I like sleeping in the laundry room but I hate being barred from going into the rest of the house at night. I can't look out the dining room door to see the rabbits eating bird seed at midnight. The snow banks are so high next to the deck that they can run right up them to get to seed my mom throws out for the birds. I think one of night raiders is the rabbit I found hidden in the flowers last summer when it was still a tiny baby. ©

The Talented Mr. Cooper

Typing with paws is a bitch so I'm going to let my mom put some blog entries in here from time to time. The entry below is one of hers....but it's about me, so that's okay. She was having a bad day, but---sigh---I sure had a great time.


Mom Wrote:

The toilet is plugged up. I hate toilets---more specifically I hate new toilets. I never had to deal with plugged up toilets before Don had his stroke and we moved, first into an apartment, then into a brand new home. The apartment wasn’t too bad, they had maintenance and we called them a couple of times a week. I’m maintenance now and we’re on a monthly schedule for fixing plugged up toilets. Had I thought about the fact that we’d have the modern, water saving toilets in our future, I would have taken my old one with me when I sold my house. But I didn’t, so after breakfast I went back to slay the dragon in the bathroom.
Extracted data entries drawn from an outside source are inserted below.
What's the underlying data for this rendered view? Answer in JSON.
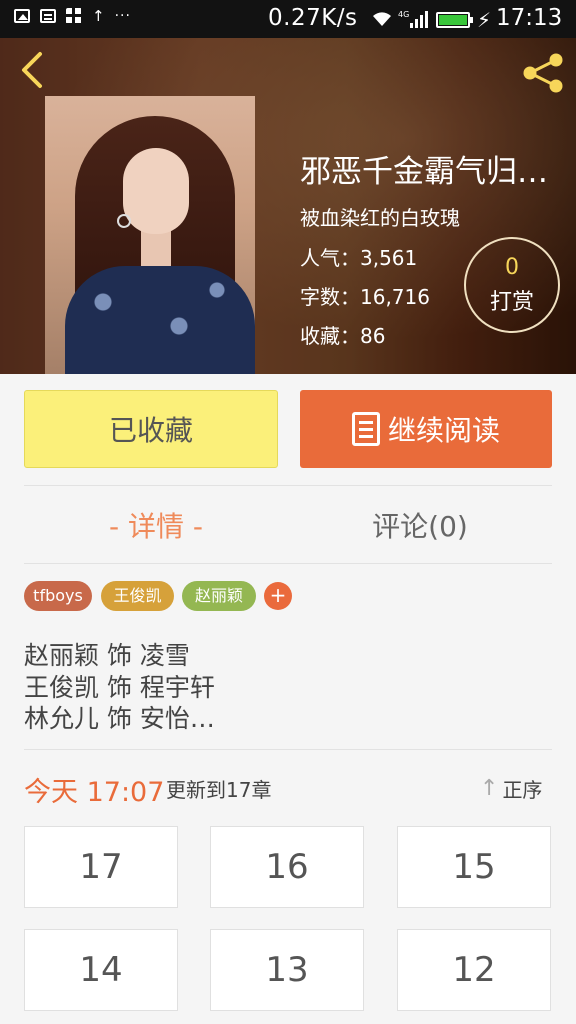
{
  "status_bar": {
    "net_speed": "0.27K/s",
    "time": "17:13",
    "battery_color": "#39c53a",
    "icons": [
      "image-icon",
      "message-icon",
      "apps-icon",
      "upload-arrow-icon",
      "more-dots-icon",
      "wifi-icon",
      "signal-4g-icon",
      "battery-icon",
      "charging-icon"
    ]
  },
  "header": {
    "title": "邪恶千金霸气归…",
    "author": "被血染红的白玫瑰",
    "popularity": "人气：3,561",
    "word_count": "字数：16,716",
    "favorites": "收藏：86",
    "tip_count": "0",
    "tip_label": "打赏",
    "back_icon": "chevron-left-icon",
    "share_icon": "share-icon",
    "accent_color": "#f7d65a"
  },
  "actions": {
    "favorited_label": "已收藏",
    "continue_label": "继续阅读",
    "favorited_color": "#fbf07a",
    "continue_color": "#e96b3a"
  },
  "tabs": {
    "detail": "- 详情 -",
    "comments": "评论(0)"
  },
  "tags": [
    "tfboys",
    "王俊凯",
    "赵丽颖",
    "+"
  ],
  "cast": [
    "赵丽颖  饰  凌雪",
    "王俊凯  饰  程宇轩",
    "林允儿  饰  安怡…"
  ],
  "update": {
    "time": "今天 17:07",
    "text": "更新到17章",
    "sort_label": "正序",
    "sort_arrow": "↑"
  },
  "chapters": [
    "17",
    "16",
    "15",
    "14",
    "13",
    "12"
  ]
}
Things are going better than I expect them to and I’m thinking I must be honing my plumbing skills and I’m a happy camper…until I go to the bedroom to make the beds. Oh yuck! There on the carpet, in the walk-in closet, is evidence that the dog took a turn at trying to unplug the toilet. “Calegon where are you? I need someone to take me away!” This is one of those ‘damn stroke’ moments that not even a raspberry truffle can fix.

I look around for the guilty party, the one who drags everything illegal into his walk-in cave. I find my sweet little gray poodle sitting on the bed giving me a big brown smile, looking like he just came home from a great adventure. “Pearl diving in a cesspool! Come right on up, all you doggies, lay down your quarters! Canine Adventure Park has a brand new feature! Plenty of pearls left before we flush.”
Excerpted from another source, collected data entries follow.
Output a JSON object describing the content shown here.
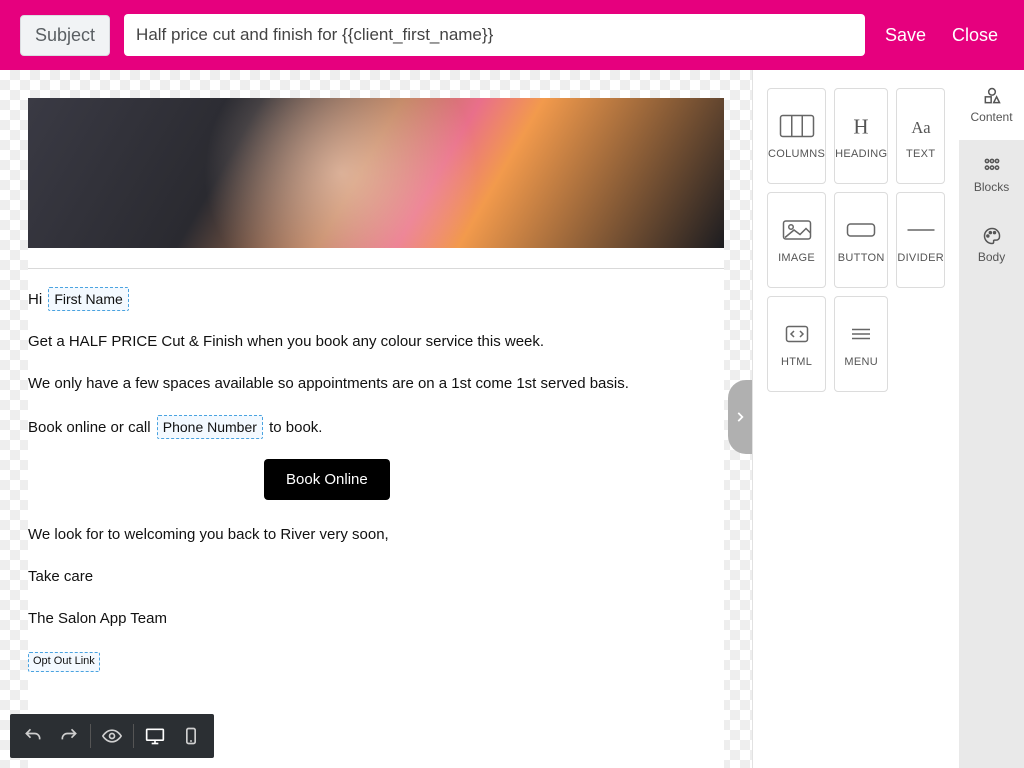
{
  "header": {
    "subject_label": "Subject",
    "subject_value": "Half price cut and finish for {{client_first_name}}",
    "save": "Save",
    "close": "Close"
  },
  "email": {
    "greeting_pre": "Hi ",
    "greeting_tag": "First Name",
    "line1": "Get a HALF PRICE Cut & Finish when you book any colour service this week.",
    "line2": "We only have a few spaces available so appointments are on a 1st come 1st served basis.",
    "line3_pre": "Book online or call ",
    "line3_tag": "Phone Number",
    "line3_post": " to book.",
    "cta": "Book Online",
    "line4": "We look for to welcoming you back to River very soon,",
    "line5": "Take care",
    "line6": "The Salon App Team",
    "optout_tag": "Opt Out Link"
  },
  "sidebar": {
    "tiles": {
      "columns": "COLUMNS",
      "heading": "HEADING",
      "text": "TEXT",
      "image": "IMAGE",
      "button": "BUTTON",
      "divider": "DIVIDER",
      "html": "HTML",
      "menu": "MENU"
    },
    "tabs": {
      "content": "Content",
      "blocks": "Blocks",
      "body": "Body"
    }
  }
}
Canine Adventure Park is getting bigger. They now have: The Car Wash, The Canine Poo Poo Beauty Parlor, The Boys’ Tree Farms, The Outdoor Deck-Jail, and now the fabulous Pearl Diving Tank! Maybe I’ll suggest they need to add Bungee Cord Jogging behind a moving car. Oh, I almost forgot the theme park’s most popular attraction: The Laundry Basket. There used to be a time in my life when finding a pair of purple panties on the living room floor had an entirely different meaning than it does now. Now, it just means that our dear darling dog wants us to see his souvenir from his latest theme park adventure.
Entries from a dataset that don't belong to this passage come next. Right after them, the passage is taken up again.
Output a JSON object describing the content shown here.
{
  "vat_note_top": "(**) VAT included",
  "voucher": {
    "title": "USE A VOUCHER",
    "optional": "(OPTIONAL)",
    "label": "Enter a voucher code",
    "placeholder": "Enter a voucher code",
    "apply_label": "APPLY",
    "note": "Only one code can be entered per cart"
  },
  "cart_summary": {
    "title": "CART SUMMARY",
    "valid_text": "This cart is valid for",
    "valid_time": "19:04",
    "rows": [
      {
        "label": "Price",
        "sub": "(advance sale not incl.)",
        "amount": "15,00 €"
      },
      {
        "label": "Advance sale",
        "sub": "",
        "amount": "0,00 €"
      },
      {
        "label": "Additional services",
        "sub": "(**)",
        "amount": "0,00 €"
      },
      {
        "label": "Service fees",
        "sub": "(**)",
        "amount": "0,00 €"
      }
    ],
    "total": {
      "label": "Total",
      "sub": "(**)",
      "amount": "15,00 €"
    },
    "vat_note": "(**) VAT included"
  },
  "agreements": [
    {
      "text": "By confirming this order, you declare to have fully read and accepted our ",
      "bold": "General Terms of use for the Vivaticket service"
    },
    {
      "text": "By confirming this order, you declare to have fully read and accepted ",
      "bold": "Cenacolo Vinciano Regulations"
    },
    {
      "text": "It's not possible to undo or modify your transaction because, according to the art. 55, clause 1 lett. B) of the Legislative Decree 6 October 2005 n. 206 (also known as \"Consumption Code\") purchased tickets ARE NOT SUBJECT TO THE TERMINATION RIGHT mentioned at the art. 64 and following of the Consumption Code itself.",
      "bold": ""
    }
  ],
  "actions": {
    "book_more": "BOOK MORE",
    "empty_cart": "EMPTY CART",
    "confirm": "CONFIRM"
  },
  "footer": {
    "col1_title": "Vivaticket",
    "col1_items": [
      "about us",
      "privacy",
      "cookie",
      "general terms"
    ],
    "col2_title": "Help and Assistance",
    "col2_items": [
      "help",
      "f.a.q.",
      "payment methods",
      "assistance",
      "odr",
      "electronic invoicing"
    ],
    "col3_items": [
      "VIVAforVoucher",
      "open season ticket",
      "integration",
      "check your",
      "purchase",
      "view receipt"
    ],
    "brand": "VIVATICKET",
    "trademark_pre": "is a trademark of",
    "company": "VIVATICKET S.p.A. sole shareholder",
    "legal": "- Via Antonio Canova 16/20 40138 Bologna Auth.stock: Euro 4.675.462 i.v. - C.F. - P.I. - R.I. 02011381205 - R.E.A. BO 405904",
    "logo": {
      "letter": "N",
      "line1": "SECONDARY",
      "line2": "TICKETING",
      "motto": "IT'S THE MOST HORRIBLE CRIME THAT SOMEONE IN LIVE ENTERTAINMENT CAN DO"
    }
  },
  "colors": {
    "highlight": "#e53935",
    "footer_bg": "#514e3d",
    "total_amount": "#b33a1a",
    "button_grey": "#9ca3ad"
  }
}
Okay, enough gripping about the dear darling dog. I strip the bed of the sheets that were just put on clean yesterday and shove them in the washer. Now, the dog needs a bath, the day before he’s scheduled to see the groomer. I think about canceling that $40 expedition as punishment for Cooper’s trying to change the color of the carpeting in the closet. It’s a good thing I keep a case of Resolve Carpet Cleaning around for times like this. Now, if I could just find a product to wipe the smile off his doggie face; he’s having entirely too much fun today and I’m not in the mood to smile back. I think about going after a roll of tuck tape in the garage and that makes me grin, but there’s probably a law against duck tape on a dog. So, I buck it up and scrub his little face extra hard.

He’s still in the shower when a thought depresses me: I didn’t really fix the toilet all by myself. I was taking partial credit for Mr. Cooper’s talented work.